En gastronomía, una entrada es el primer plato de una comida. Su propósito es abrir el apetito y preparar el paladar para los sabores que están por venir. Imagina que vas a un concierto. La entrada es como el telonero, calentando al público antes del artista principal.
¿Qué NO es una entrada?
Es importante diferenciar una entrada de otros tipos de platos. No es una guarnición, que acompaña al plato principal. Tampoco es un plato principal en sí mismo, que suele ser más sustancioso y abundante. Piensa en ello así: el plato principal es el plato fuerte; la guarnición es el acompañante; y la entrada es la chispa inicial.
Must Read
Tampoco es un postre. El postre viene al final, después de todos los demás platos. La entrada es el comienzo, no el final. La entrada te prepara, el postre te despide.
Características de una buena entrada
Una buena entrada debe ser ligera y sabrosa. Debe estimular el apetito, no llenarte. Imagina una paleta de colores para un pintor. La entrada prepara el lienzo para las obras maestras culinarias que están por venir.

El tamaño de la porción es crucial. Debe ser pequeña, un bocado o unos pocos. Piensa en ella como una prueba gratuita de un producto. Te da una idea de la calidad y el sabor, pero no te da el producto completo.
La entrada debe complementar el resto de la comida. Sus sabores deben armonizar con los platos principales que se servirán después. Como una pieza de música, cada instrumento debe trabajar en armonía. La entrada debe complementar, no competir.
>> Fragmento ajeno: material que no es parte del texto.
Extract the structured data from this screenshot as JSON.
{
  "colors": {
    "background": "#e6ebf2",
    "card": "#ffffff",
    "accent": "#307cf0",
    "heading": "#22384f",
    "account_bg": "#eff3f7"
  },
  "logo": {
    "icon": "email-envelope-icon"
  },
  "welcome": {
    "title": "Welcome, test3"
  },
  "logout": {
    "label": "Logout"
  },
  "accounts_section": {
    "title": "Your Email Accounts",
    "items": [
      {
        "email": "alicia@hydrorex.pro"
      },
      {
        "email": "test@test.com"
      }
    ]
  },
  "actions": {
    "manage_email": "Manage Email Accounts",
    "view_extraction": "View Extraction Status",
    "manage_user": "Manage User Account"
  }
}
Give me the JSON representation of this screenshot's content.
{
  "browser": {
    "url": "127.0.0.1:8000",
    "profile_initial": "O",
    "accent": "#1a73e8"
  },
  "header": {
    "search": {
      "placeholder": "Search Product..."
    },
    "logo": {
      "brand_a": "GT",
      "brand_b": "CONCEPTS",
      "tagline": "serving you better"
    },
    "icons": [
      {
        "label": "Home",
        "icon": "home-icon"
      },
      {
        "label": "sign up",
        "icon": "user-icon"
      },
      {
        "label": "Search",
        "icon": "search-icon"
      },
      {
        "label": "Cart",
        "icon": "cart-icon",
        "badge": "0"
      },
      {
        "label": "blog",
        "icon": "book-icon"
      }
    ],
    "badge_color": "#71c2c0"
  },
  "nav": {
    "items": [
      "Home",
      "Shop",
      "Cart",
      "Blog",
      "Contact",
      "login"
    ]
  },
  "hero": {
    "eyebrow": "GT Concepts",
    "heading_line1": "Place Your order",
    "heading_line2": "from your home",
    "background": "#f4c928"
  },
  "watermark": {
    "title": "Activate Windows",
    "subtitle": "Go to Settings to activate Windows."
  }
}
Ejemplos de entradas populares
Existen muchísimas variedades de entradas. Una ensalada pequeña con vinagreta ligera es una opción clásica. Las bruschettas con tomate y albahaca son otra alternativa popular.
Un carpaccio de ternera, finas láminas de carne cruda aderezadas, es una opción más sofisticada. Las sopas frías, como el gazpacho, también pueden ser excelentes entradas en climas cálidos.

Piensa en las tapas españolas como un conjunto de entradas. Pequeños bocados variados que ofrecen una explosión de sabores. Cada tapa es una miniatura de la cocina española.
Entradas alrededor del mundo
Cada cultura tiene sus propias versiones de entradas. En Italia, los antipasti son similares a las tapas españolas. Ofrecen una variedad de carnes curadas, quesos y verduras encurtidas.

En Japón, los aperitivos pueden incluir edamame (vainas de soja al vapor) o pequeñas brochetas de pollo llamadas yakitori. Estos pequeños bocados preparan el paladar para la experiencia culinaria japonesa.
En México, los antojitos como los sopes o los mini-tacos pueden servir como entradas. Estos pequeños bocados son llenos de sabor y preparan el escenario para los platos principales más contundentes.
Conclusión
La próxima vez que veas una entrada en un menú, recuerda que es más que un simple plato pequeño. Es una introducción a la experiencia culinaria que está por venir. ¡Disfrútala! Piensa en ello como una invitación a un festín.